Exploiting kindergarten material

By Yolande Deane
DELTA qualified EFL teacher with 5 years’ teaching experience

Exploiting kindergarten material

The situation

I am now teaching kindergarten in the north of China, which I am enjoying, but what I have had to get used to is teaching to quite a strict syllabus. In London I was teaching adults and I was given free reign as to when I taught my students, particular language points and for how long.  In kindergarten we spend a week teaching one learning point, for example, I may teach the letters J, K and L for one week along with actions and chants, or, we may just repeat a dialogue.

Squeezing out the last drop

Despite the high tolerance young learners have for repetition, there is still a want on my part to try and be more creative within these constraints.  I do not have easy access to printers or a laminating machine, all of which I am sure can be obtained in China, but when you are still finding your feet in a new country, it is not always obvious where you buy these things.

Luckily, I had armed myself with four different coloured permanent markers before I Ieft London for China.

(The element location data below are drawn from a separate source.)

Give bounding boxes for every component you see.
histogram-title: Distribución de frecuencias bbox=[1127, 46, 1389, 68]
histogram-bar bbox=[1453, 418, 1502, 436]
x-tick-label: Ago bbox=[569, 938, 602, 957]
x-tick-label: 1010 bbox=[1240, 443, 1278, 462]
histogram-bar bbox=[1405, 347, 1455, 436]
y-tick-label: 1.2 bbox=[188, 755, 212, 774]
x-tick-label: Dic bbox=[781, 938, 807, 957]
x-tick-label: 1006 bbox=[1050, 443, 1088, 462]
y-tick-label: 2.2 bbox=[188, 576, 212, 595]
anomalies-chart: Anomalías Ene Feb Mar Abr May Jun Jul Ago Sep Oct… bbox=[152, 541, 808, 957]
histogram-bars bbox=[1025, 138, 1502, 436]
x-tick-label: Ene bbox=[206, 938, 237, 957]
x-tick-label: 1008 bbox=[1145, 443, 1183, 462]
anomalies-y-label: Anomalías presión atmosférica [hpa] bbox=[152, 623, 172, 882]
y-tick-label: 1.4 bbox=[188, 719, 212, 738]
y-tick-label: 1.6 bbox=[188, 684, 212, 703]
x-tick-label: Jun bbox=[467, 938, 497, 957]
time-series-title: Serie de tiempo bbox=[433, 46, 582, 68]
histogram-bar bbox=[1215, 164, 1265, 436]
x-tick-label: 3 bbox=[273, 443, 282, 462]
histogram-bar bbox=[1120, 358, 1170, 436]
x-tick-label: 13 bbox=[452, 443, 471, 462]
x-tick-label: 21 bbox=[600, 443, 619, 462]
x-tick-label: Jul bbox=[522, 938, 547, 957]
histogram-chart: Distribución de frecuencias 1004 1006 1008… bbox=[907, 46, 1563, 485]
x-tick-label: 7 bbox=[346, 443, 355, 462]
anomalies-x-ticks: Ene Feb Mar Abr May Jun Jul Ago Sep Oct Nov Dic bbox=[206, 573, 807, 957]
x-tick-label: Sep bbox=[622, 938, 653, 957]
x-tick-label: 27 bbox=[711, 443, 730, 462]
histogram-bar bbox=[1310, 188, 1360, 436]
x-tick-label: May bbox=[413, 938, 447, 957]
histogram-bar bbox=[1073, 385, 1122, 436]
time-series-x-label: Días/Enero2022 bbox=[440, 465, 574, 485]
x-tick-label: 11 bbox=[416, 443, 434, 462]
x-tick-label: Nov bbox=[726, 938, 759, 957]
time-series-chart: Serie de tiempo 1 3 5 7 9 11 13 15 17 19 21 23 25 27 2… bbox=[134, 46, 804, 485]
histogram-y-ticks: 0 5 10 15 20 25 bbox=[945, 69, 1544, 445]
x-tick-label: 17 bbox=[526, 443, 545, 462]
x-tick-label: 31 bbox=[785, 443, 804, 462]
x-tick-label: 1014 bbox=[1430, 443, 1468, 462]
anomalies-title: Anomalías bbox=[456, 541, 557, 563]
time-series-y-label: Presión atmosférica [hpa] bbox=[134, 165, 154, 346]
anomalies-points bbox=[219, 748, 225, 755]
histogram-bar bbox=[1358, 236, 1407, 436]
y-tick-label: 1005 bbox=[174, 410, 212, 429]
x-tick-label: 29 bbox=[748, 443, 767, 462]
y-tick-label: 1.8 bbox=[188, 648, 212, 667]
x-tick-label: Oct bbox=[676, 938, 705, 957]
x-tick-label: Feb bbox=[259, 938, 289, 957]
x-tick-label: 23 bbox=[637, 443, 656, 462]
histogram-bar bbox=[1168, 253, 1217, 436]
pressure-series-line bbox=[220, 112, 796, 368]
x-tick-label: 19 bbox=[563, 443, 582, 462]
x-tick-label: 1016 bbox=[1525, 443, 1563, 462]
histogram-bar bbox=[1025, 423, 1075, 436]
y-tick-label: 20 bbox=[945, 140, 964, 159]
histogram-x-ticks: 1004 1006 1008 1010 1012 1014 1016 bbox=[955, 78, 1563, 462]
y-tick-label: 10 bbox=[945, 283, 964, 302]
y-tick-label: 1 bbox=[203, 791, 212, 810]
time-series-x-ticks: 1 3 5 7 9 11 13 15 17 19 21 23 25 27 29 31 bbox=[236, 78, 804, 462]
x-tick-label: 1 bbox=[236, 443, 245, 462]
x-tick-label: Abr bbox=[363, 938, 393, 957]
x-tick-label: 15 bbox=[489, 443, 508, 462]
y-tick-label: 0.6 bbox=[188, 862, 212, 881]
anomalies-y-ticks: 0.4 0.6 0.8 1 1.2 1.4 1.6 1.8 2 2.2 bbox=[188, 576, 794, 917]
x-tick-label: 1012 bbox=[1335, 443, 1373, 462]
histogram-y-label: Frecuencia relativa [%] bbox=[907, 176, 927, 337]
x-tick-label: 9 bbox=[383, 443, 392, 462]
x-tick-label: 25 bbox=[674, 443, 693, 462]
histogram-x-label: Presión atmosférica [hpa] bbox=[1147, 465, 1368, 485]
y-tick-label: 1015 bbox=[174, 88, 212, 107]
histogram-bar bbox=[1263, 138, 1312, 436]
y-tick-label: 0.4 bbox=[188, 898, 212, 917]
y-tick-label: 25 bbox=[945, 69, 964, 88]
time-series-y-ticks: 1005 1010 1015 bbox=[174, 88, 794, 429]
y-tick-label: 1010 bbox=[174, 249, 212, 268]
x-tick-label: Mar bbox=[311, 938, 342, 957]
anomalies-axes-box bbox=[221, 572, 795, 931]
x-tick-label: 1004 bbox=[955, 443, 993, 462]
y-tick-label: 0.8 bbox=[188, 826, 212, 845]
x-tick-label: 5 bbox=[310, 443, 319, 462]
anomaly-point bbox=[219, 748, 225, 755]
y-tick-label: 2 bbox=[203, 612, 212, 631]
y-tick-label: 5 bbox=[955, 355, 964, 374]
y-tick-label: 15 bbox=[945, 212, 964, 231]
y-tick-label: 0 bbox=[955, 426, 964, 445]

When I arrived in the town where I now teach,  I made sure I knew where I could buy a pack of printing paper, so, I can now make extremely simple flashcards.  I consolidate chants by copying the chants onto the paper and cutting them up, the children then put them in order, this adds some essential physical movement to the lesson. They are most likely just beginning to learn to read in their own language, so I do not expect them to necessarily start reading English, but with the constant repetition and pictures as clues, some of them begin to make connections and put them in the correct order.

If they have been learning certain letters of the alphabet I cut out the letters and stick them on card, hide one of them around the room and instruct one or two of the children to search for it. This can go on for a good five to ten minutes and they can become quite raucous while doing it.  Creating alphabet flashcards is another easy way I have found to exploit simple chants; I give out the letters and call out letters of the words that are in the chants we have learnt. This reinforces the words and pronunciation, it also breaks up the monotony of repetition. Teaching kindergarten with limited English language resources can be frustrating, and when you are expected to teach within a framework, which may not be very flexible, I have discovered that I have had to exploit the content to the maximum.